Gazete Yolculuk Haber Merkezi
CIA Direktörü William J. Burns, önde gelen dış politika dergilerinden biri olan Foreign Affairs için “Casusluk ve Devletçilik” başlıklı bir yazı kaleme aldı. Burns, Rusya-Ukrayna savaşının Soğuk Savaş sonrası dönemi kesin olarak sona erdirdiğini savunurken artan Rus düşmanlığının CIA için “nesilde bir kez görülen adam toplama fırsatı” yarattığını ifade etti. “Rusya en yakın tehdit olsa da Çin uzun vadede daha büyük bir tehdittir” diyen Burns, ABD’nin Ukrayna oyunundan çıkmasının “kendi kalesine gol atmak” olacağını söyledi. CIA Direktörü ayrıca dünyadaki mevcut tabloyu “değişken ve bölünmüş” olarak nitelendirdi.
“ABD’nin Soğuk Savaş’ın öncesi ya da 11 Eylül saldırıları öncesi dönem kadar önemli nadir anlardan biriyle karşı karşıya” olduğunu vurgulayan CIA Direktörü Burns, Çin ve Rusya’ya karşı Washington’ın durumuyla ilgili değerlendirmelerde bulundu.

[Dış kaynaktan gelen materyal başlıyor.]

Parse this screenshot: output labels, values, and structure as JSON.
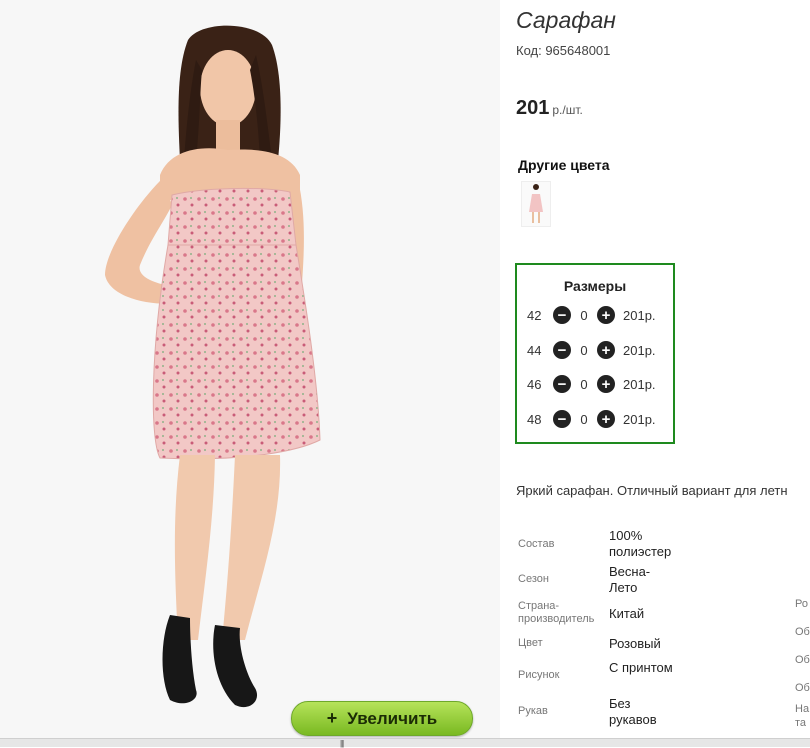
{
  "product": {
    "title": "Сарафан",
    "code": "Код: 965648001",
    "price": "201",
    "price_unit": "р./шт."
  },
  "zoom_button": {
    "plus": "+",
    "label": "Увеличить"
  },
  "other_colors": {
    "title": "Другие цвета"
  },
  "sizes": {
    "title": "Размеры",
    "rows": [
      {
        "size": "42",
        "qty": "0",
        "price": "201р."
      },
      {
        "size": "44",
        "qty": "0",
        "price": "201р."
      },
      {
        "size": "46",
        "qty": "0",
        "price": "201р."
      },
      {
        "size": "48",
        "qty": "0",
        "price": "201р."
      }
    ]
  },
  "description": "Яркий сарафан. Отличный вариант для летн",
  "attributes": [
    {
      "label": "Состав",
      "value": "100% полиэстер"
    },
    {
      "label": "Сезон",
      "value": "Весна-Лето"
    },
    {
      "label": "Страна-производитель",
      "value": "Китай"
    },
    {
      "label": "Цвет",
      "value": "Розовый"
    },
    {
      "label": "Рисунок",
      "value": "С принтом"
    },
    {
      "label": "Рукав",
      "value": "Без рукавов"
    }
  ],
  "edge_labels": [
    "Ро",
    "Об",
    "Об",
    "Об",
    "На",
    "та"
  ],
  "colors": {
    "border_green": "#1e8a1e",
    "button_green": "#8cc63f",
    "dress_pink": "#f2c4c4"
  }
}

Burns’e göre Çin’in yükselişi ve Rusya’nın “rövanşizmi” ABD’nin artık “tartışmasız bir üstünlüğe sahip olmadığı” anlamına geliyor. Günümüz teknolojik gelişimlerini “Sanayi Devrimi’nden ya da nükleer çağın başlangıcından bile daha kapsamlı bir devrim” olarak tanımlayan CIA Direktörü, bu gelişmelerin CIA’in işini her zamankinden daha fazla zorlaştırdığını yazdı ve “Düşmanlara kafamızı karıştırmak, bizden kaçmak ve bizi gözetlemek için güçlü yeni araçlar veriyor” ifadelerini kullandı.
“Sadece insanların toplayabileceği sırlar olmaya devam edecektir”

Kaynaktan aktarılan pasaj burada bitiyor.